Separation of Contributions of Tryptophans and Tyrosines to the Ultraviolet Circular Dichroism Spectrum of Hen Egg‐White Lysozyme

Abstract

Ultraviolet circular dichroism measurements over the wavelength range of 190–300 nm have been carried out on hen egg‐white lysozyme and on an iodine‐oxidized derivative of lysozyme in which Tryptophan‐108 has been selectively modified. The contribution of Tryptophan‐108 to the aromatic circular dichroism profile has been ascertained from a difference spectrum generated between the native and the modified protein. This tryptophyl residue is exceptional in its properties, as it is the principal contributor to the circular dichroism pattern in this wavelength range.
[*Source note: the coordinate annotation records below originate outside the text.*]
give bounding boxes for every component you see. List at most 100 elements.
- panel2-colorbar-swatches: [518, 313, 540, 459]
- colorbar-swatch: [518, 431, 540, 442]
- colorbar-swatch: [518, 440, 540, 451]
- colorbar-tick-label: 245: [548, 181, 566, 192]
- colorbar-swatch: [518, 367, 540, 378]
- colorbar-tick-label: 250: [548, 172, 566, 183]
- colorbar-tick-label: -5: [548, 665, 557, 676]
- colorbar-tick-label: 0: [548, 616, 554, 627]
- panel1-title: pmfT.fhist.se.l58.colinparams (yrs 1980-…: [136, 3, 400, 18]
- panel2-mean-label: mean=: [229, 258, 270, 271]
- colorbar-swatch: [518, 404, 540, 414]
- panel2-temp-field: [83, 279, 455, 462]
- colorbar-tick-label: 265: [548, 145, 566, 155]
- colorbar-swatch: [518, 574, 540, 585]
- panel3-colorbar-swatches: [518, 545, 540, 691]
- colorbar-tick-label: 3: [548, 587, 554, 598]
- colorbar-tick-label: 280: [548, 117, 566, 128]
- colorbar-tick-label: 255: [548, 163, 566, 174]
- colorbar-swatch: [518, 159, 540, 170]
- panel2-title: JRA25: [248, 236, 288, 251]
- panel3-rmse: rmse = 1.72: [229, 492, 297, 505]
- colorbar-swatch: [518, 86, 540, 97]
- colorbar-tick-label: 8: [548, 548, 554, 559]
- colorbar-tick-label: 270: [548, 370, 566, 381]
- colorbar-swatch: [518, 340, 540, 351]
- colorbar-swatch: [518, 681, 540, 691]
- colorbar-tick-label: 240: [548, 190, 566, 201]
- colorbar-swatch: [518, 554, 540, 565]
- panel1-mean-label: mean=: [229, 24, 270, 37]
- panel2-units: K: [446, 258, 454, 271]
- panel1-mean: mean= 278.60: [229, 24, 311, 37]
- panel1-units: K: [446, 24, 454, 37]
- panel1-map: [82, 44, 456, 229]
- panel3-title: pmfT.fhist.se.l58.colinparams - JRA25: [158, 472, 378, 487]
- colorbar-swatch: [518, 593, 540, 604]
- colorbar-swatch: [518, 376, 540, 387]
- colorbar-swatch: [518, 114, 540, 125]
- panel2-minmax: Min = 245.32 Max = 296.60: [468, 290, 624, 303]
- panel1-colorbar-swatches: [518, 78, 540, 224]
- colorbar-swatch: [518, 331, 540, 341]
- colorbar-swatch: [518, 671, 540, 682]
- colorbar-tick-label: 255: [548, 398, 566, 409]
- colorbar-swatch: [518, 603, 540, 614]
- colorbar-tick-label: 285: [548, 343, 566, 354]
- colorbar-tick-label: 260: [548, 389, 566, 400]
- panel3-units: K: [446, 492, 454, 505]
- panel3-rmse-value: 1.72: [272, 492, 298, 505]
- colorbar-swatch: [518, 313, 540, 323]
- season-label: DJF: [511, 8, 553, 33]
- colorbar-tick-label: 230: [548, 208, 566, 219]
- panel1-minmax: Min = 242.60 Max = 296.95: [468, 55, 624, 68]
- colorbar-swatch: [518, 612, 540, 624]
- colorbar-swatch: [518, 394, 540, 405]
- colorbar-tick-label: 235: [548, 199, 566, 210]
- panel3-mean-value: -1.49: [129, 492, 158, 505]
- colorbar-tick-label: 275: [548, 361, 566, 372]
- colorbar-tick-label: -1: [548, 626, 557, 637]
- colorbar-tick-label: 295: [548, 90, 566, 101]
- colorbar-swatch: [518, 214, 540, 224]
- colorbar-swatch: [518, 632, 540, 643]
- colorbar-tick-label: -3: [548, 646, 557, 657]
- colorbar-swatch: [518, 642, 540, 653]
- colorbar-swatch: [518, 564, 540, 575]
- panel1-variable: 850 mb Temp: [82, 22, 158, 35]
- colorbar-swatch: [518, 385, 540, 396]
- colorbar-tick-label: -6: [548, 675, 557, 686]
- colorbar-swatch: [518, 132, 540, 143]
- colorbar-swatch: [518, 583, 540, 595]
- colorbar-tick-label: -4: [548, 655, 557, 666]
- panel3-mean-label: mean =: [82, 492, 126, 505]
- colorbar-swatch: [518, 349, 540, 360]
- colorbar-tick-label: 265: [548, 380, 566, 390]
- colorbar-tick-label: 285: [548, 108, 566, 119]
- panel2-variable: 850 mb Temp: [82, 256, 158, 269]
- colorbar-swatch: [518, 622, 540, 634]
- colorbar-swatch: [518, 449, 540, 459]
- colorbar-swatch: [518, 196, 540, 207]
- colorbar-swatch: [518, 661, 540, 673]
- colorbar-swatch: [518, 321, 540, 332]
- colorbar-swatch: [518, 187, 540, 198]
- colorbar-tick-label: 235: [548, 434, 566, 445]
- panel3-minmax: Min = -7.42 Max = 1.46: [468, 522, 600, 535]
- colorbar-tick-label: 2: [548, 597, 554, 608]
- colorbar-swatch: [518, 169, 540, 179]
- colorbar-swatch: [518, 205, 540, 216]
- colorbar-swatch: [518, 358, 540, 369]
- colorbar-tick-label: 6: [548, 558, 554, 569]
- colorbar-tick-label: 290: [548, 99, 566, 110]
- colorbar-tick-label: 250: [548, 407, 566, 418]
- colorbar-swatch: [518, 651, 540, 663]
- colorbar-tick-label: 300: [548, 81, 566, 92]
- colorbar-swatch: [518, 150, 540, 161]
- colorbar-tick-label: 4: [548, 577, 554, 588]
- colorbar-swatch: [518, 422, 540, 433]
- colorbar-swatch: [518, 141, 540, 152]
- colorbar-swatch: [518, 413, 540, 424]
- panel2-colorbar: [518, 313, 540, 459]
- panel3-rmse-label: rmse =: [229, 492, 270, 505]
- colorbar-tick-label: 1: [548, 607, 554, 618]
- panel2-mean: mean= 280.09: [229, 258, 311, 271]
The chemically modified protein shows only minor differences from the native molecule in terms of the magnitude of the conformation‐dependent ellipticity bands at 209 and 192 nm. Separation of the partial contributions of tyrosines was obtained from circular dichroism difference spectra constructed from circular dichroism profiles of both the native and iodine oxidized proteins at pH 7 and 11.2. Oligomers of N‐acetyl‐d‐glucosamine, which are inhibitors of lysozyme, markedly affect the circular dichroism spectrum of the enzyme at the aromatic region. It is postulated that this effect on the spectrum is a result of a change in orientation of Tryptophan‐108, which occurs on binding of the inhibitors to the active site of the enzyme.These results are discussed with respect to the proposed three‐dimensional model of lysozyme.